Elle avait alors observé Link. Il était inconscient et semblait en proie à d’horribles cauchemars.

 

«  Que puis-je faire ?

— Parlez-lui ! Votre présence et votre amour peuvent lui donner la volonté de se battre contre la maladie et contre la mort. Je ne vous le cacherai pas. Je ne suis pas sûr de pouvoir le guérir… »

 

Ces mots résonnèrent dans sa tête, alors qu’elle avançait en direction de l’autel qui avait été dressé pour l’occasion. Elle avait déjà fait la moitié du chemin, mais son esprit était toujours à Tradan.

 

Pendant les quelques jours qui avaient suivi son arrivée, elle avait vu la santé de Link se dégrader malgré les soins incessants que lui prodiguait Reynald. Il n’était pas rare de l’entendre parler dans son inconscience. Le jeune homme semblait revivre inlassablement les pires moments de sa vie.

 

« Dites à Zelda… que je l’aime ! »

 

Cette phrase, la princesse l’avait entendue à maintes reprises. À chaque fois qu’il la prononçait, les larmes se mettaient à couler sur ses joues. Elle s’asseyait alors sur le bord du lit et lui parlait.

 

« Je suis là. Ne me laisse pas. Je ne peux pas vivre sans toi. »

 

Mais ses paroles ne semblaient pas l’atteindre, comme s’il était prisonnier de ses propres souvenirs. Quand elle n’était pas au chevet de son époux qui avait également été grièvement touché, Iria venait parler au blessé afin de le guider sur la voie de la guérison.

 

La musique diminua quand elle arriva devant le magistrat qui devait procéder à l’union. La princesse tourna la tête et croisa le regard bleu de son futur mari. Ce dernier lui souriait, mais sa nervosité se lisait sur son visage.

 

Le silence se fit dans la salle, lorsque les premiers mots furent prononcés. Pendant toute la cérémonie, Zelda ne le quitta pas des yeux, redoutant de le perdre à nouveau. Elle entendit à peine le discours du ministre, ne reprenant le fil de la célébration qu’au moment où Reynald s’approcha pour l’échange des vœux.

 

Ils se jurèrent fidélité et amour sous les yeux de leurs amis réunis au premier rang.
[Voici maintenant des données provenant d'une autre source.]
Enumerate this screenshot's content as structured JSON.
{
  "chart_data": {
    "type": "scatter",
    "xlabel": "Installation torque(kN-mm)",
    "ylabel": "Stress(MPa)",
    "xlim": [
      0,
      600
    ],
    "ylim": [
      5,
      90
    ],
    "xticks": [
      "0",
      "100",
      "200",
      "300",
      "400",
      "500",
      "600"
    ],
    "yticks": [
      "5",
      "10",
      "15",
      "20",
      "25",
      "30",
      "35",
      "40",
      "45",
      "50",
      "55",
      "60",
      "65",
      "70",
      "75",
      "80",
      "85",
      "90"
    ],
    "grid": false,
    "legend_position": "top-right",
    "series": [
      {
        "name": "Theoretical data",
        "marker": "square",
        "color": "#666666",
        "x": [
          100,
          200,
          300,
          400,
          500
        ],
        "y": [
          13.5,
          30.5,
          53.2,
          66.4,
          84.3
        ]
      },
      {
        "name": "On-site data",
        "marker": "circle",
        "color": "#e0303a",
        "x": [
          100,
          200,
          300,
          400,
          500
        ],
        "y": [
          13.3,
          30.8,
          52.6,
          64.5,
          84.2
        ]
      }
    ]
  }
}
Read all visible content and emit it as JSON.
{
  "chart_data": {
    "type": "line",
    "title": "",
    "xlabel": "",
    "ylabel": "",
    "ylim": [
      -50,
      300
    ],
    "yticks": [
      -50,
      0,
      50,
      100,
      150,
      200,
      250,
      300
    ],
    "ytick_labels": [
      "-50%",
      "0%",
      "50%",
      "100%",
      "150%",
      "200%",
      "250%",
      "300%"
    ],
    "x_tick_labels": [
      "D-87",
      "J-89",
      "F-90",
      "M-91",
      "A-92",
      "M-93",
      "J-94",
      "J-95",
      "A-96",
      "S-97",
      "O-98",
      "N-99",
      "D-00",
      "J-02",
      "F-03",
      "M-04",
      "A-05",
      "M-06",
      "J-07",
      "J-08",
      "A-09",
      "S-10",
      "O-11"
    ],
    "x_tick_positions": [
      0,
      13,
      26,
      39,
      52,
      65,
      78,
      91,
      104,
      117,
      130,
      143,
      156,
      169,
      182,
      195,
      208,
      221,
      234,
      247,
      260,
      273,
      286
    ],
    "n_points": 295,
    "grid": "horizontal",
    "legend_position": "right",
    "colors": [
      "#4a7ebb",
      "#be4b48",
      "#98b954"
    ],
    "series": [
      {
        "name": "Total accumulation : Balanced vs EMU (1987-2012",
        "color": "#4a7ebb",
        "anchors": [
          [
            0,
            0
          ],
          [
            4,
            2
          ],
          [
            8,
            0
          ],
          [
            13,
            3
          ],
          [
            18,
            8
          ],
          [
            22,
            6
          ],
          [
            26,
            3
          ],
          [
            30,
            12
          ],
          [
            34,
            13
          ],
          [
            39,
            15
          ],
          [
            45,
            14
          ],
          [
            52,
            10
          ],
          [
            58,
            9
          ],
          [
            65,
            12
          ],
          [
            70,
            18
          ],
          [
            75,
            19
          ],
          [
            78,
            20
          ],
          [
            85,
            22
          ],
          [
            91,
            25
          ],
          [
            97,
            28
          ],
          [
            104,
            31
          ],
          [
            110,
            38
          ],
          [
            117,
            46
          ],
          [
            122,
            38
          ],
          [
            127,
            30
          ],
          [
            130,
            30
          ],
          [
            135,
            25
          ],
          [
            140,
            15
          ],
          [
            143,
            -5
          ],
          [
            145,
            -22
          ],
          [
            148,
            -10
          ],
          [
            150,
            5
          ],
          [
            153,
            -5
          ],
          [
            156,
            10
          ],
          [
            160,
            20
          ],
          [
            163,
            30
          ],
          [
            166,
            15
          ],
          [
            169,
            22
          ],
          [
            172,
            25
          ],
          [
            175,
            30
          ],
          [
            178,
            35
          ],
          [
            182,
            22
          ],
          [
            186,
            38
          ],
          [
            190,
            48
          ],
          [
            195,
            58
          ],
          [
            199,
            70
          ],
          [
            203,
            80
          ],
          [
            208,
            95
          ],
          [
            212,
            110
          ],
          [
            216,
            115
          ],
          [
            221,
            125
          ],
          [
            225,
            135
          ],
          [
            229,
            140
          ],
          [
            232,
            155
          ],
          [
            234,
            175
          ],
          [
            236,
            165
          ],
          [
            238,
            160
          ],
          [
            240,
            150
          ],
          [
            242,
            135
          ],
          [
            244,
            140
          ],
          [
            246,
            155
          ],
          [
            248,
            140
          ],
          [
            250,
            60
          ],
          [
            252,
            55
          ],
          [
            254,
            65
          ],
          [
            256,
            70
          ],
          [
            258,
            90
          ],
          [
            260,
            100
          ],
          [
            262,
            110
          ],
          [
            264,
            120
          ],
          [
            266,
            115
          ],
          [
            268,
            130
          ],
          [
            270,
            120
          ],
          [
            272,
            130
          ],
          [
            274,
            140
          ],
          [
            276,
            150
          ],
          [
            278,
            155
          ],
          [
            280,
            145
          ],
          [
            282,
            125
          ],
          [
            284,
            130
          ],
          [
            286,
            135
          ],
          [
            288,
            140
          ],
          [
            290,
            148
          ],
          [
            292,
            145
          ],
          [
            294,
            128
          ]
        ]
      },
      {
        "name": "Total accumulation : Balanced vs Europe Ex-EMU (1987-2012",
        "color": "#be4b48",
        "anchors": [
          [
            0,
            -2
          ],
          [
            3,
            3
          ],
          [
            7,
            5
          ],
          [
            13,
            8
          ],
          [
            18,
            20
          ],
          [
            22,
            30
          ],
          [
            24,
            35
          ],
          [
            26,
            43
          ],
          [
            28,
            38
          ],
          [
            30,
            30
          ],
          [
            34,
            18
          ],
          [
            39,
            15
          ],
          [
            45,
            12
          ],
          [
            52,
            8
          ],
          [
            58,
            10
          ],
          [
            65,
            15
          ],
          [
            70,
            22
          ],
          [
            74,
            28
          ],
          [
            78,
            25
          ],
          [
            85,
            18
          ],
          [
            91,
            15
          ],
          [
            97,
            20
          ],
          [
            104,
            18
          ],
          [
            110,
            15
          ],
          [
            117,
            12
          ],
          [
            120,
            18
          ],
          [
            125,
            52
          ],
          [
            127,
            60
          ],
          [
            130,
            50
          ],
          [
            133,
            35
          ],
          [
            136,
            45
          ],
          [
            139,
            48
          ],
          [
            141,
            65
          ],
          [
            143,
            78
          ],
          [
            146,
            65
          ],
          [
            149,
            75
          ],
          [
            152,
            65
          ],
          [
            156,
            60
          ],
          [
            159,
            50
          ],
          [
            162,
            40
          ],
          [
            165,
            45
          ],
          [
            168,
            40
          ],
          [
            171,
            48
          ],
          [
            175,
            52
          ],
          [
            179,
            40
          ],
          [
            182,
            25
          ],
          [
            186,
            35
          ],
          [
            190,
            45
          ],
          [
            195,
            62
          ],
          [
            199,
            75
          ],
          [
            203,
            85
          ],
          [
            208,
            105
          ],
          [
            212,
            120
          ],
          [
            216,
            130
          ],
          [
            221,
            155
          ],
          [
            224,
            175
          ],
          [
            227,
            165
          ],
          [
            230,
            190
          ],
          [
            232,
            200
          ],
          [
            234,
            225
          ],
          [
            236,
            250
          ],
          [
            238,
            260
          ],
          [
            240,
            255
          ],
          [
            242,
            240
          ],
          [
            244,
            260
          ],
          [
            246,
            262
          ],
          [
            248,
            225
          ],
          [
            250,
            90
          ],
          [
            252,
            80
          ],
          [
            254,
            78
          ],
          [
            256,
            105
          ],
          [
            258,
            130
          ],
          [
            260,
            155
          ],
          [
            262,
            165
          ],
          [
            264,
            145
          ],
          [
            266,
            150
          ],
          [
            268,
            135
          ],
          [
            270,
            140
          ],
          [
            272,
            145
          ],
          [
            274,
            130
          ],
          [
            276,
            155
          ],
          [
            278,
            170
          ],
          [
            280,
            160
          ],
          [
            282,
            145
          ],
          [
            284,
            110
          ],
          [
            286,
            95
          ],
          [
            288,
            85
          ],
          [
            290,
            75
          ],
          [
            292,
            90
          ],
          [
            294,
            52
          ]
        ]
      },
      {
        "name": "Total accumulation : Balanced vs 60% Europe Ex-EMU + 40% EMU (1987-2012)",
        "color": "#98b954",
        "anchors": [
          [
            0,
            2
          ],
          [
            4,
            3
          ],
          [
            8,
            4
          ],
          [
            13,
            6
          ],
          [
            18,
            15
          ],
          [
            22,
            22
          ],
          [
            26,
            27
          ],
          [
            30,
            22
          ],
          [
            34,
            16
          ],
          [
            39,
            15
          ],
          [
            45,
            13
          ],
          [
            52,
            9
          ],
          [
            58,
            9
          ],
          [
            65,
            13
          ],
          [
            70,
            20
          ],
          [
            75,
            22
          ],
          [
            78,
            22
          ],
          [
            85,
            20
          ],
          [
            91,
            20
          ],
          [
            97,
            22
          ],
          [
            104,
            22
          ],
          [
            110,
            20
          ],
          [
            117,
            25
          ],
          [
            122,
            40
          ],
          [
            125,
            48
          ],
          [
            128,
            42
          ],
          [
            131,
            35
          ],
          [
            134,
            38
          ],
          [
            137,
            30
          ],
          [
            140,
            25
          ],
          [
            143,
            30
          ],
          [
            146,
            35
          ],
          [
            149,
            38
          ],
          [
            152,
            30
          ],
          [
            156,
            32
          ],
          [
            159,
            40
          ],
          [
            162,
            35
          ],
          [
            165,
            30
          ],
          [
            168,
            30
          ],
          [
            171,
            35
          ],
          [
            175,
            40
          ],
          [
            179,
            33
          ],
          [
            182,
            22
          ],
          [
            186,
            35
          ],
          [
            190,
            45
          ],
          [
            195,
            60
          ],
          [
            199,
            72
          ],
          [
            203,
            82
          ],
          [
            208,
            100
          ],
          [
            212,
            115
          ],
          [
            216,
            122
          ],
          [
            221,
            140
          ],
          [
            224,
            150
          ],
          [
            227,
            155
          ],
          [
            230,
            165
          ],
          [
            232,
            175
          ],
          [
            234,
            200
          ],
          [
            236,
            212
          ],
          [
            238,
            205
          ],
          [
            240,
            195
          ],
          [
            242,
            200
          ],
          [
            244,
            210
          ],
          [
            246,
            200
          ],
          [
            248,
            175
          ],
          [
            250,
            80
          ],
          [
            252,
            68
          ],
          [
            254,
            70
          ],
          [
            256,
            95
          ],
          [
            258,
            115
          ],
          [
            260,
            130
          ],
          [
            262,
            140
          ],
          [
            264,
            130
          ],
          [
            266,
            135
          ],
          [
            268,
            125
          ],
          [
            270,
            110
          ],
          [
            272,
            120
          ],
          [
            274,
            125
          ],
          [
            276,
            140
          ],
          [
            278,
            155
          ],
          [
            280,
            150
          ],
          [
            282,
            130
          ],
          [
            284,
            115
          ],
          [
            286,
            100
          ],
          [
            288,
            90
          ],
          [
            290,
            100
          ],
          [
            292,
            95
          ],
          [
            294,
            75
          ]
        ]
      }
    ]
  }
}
Les promesses furent dites avec tant de tendresse que les larmes coulèrent dans l’assistance. Ensuite, avec une infinie douceur, Link souleva le voile de l’élue de son cœur.

 

Elle repensa au moment où, après des jours passés à s’inquiéter à son chevet, le Héros du Crépuscule avait enfin ouvert les yeux et posé son regard sur la jeune femme. Ses premières paroles avaient été pour elle.

 

« Je savais que tu serais là. »

 

Elle avait alors fondu en larmes, comprenant que ses appels avaient été entendus. Depuis ce jour, ils ne s’étaient plus quittés, participant aux différentes cérémonies qui marquèrent le début du règne de Mithran, enfin reconnu comme le digne héritier du trône de son père.

 

Ils étaient à ces côtés au moment où il fut couronné. Lorsque Link eut assez de force pour supporter le voyage de retour, Zelda et lui firent leurs adieux au souverain.

 

Après la bénédiction, le nouveau couple royal se tourna face au peuple sous les ovations. Au premier rang, Link put apercevoir toutes les personnes qui l’avaient soutenu tout le long des épreuves qu’il avait dû traverser. Tous les habitants de Toal s’étaient déplacés pour l’occasion.

 

Parmi eux, il vit Moï, qui s’était occupé de lui depuis son arrivée au village et qui avait été son maître d’armes, Colin, son fils et Fénir, le camarade de celui-ci. Iria, son amie de toujours, était présente aussi, aux côtés de Corentin, son époux qui avait également échappé de peu à la mort.

 

Derrière eux se tenaient les membres du groupe de résistance : Lafrel, Jehd, Ash et Thelma, la propriétaire de l’auberge. Cette dernière avait joué un rôle dans cette aventure et s’était rendue indispensable au jeune homme. Tous étaient venus pour partager son bonheur et le soutenir dans l’immense tâche qui l’attendait.

 

Le monarque de Tradan, Mithran Ier, s’avançait en portant les couronnes que devraient revêtir les nouveaux roi et reine d’Hyrule. C’est avec une profonde reconnaissance qu’il posa sur la tête du Héros du Crépuscule le symbole de ses fonctions.

 

Un an après son mariage, Zelda donna le jour à un petit prince qui fut prénommé Sheik, le seul et unique garçon d’une fratrie composée de cinq enfants. Chacun d’eux grandit dans l’amour que leur prodiguaient leurs deux parents qui les élevèrent du mieux qu’ils purent.

 

Leur règne dura de nombreuses années pendant lesquelles Hyrule connut la paix et l’abondance. La première action de Link, en tant que dirigeant, fut de créer un Conseil Constitutionnel. Chaque fois qu’une décision importante devait être prise, il n’hésitait pas à en consulter les membres, dont faisaient partie les anciens de la Résistance.

 

Le nouveau roi d’Hyrule s’était entouré de personnes de confiance, comme celui de Tradan, qui avait élu Roven, Premier Ministre. Les relations entre les deux pays se tissèrent autant entre les souverains qu’entre les deux populations. Une ère de prospérité venait de commencer…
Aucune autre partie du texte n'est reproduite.